One of the more common complications of diabetes is retinopathy. The retina is composed of a layer of nerves located at the back of your eye – it’s what takes “pictures” and sends the images to your brain. In people with diabetes, nerve damage to the retina can occur when blood glucose levels remain high over a long period of time.
Four steps you can take to prevent or delay diabetic retinopathy.
1. The most important thing you can do to protect your eyesight is ensure that your blood glucose levels are in the target range. The Diabetes Control and Complications Trial, a large study conducted in the 1990s, found that lowering blood glucose levels into the target range – and keeping them there – reduced the risk of eye disease by a whopping 76%.
According to the Diabetes Canada's 2018 clinical practice guidelines, the recommended blood glucose targets for people with diabetes are as follows:
|A1C (%)||Blood glucose before meals (mmol/L)||Blood glucose two hours after a meal (mmol/L)|
|Target for most people with diabetes||7.0 or less||4.0 to 7.0 (4.0 to 5.5* if A1C targets are not being met)||5.0 to 10.0 (5.0 to 8.0* if A1C targets are not being met)|
- Balance against risk of hypoglycemia
2. Have your eyes tested at regular intervals. According to the clinical practice guidelines:
- People with type 2 diabetes should be screened for retinopathy at the time that they’re diagnosed.
- Women with diabetes or women who hope to become pregnant should be screened before conception, during the first trimester, as needed during pregnancy and within the first year after giving birth.
- The timing of follow-up assessments should be tailored to the severity of the retinopathy. In people with no or minimal retinopathy, the recommended interval for re-screening is every one to two years.
3. Blood pressure and cholesterol are other factors that affect retinopathy – having high blood pressure or high cholesterol levels can make eye problems worse. If your doctor has given you any medications for blood pressure or cholesterol, be sure to take them as prescribed. The targets for people with diabetes are as follows:
- Blood pressure less than 130/80 mmHg
- Low-density lipoprotein cholesterol less than or equal to 2.0 mmol/L.

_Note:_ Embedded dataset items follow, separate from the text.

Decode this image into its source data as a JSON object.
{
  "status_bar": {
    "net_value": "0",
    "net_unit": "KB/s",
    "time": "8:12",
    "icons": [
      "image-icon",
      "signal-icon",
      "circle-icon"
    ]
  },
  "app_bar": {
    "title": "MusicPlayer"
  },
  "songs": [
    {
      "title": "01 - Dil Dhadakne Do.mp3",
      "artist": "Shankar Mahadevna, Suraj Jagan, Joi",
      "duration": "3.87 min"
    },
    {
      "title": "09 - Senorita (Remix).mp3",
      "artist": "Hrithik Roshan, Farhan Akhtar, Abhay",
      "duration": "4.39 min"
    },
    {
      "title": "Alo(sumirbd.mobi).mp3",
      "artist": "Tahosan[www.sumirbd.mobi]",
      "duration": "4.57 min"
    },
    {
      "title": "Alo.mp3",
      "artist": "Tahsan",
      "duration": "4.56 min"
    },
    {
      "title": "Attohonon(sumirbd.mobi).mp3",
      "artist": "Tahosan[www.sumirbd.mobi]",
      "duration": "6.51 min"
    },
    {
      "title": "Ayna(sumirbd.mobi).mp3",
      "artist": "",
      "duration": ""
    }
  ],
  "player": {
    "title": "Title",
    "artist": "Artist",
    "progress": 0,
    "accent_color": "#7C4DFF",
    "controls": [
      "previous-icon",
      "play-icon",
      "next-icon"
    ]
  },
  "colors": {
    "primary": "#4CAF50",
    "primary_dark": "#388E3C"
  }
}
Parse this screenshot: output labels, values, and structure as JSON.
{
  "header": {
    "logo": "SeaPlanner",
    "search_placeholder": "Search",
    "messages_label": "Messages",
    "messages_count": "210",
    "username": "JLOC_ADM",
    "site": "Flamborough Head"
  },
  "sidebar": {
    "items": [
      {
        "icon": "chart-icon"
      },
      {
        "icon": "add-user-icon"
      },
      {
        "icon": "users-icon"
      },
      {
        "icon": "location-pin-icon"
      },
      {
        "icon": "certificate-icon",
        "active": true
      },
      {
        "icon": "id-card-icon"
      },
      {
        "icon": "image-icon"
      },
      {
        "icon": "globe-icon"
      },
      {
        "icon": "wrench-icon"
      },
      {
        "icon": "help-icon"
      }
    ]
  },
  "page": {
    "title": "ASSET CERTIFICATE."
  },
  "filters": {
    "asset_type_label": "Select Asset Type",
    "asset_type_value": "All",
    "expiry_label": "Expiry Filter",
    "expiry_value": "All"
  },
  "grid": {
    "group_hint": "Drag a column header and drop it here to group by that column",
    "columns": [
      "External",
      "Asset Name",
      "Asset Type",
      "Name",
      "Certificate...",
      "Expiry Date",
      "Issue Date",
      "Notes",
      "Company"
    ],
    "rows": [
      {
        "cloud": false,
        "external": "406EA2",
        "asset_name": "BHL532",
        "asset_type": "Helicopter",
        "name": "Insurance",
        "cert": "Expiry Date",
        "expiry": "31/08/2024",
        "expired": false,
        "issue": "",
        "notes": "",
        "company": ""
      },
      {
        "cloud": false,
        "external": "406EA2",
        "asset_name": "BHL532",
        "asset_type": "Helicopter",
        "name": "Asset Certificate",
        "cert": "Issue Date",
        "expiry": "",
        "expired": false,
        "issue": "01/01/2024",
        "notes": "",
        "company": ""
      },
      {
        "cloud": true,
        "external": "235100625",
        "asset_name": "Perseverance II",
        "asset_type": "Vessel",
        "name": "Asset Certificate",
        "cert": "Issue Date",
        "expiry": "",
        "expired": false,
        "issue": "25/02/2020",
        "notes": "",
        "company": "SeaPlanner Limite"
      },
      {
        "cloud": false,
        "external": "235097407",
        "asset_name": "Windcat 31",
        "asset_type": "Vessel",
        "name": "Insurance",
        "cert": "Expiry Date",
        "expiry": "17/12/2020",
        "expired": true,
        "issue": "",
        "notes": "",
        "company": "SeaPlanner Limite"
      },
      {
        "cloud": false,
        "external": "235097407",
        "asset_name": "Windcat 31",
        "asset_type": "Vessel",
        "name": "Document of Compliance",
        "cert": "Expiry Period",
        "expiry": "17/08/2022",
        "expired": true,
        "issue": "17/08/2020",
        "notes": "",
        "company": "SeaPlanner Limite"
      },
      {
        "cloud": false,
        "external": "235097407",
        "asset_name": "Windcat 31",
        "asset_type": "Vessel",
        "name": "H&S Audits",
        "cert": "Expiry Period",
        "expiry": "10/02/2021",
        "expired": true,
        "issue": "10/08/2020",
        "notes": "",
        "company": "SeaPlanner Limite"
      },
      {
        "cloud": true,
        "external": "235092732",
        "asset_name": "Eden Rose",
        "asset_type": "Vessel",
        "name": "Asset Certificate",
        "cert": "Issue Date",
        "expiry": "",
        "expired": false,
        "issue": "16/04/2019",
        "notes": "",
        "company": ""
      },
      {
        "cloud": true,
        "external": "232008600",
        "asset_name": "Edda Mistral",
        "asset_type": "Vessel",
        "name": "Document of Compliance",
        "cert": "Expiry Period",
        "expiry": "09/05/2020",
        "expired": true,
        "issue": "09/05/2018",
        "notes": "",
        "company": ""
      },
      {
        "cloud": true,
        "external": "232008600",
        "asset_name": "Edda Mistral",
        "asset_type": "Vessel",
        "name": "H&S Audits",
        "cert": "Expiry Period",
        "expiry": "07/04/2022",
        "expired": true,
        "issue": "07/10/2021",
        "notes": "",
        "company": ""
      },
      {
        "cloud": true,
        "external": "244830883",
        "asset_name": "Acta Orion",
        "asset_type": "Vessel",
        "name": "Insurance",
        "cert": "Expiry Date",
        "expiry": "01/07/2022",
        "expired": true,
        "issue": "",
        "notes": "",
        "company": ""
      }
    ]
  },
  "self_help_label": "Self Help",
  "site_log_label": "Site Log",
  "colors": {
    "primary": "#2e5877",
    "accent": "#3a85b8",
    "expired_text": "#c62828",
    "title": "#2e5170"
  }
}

4. If you smoke, quit smoking. A number of studies have shown that smoking can actually make retinopathy worse. Click here for tips and strategies to help you kick the habit.
How will I know if I have retinopathy?
See an eye care professional (either an optometrist or an ophthalmologist) if you notice any of the following symptoms of retinopathy:
- blurred vision
- flashes of light in your field of vision
- sudden loss of vision
- blotches or spots in vision
Remember, though, in the early stages of retinopathy some people don’t experience any symptoms at all. That’s why it is important that you have regular eye examinations.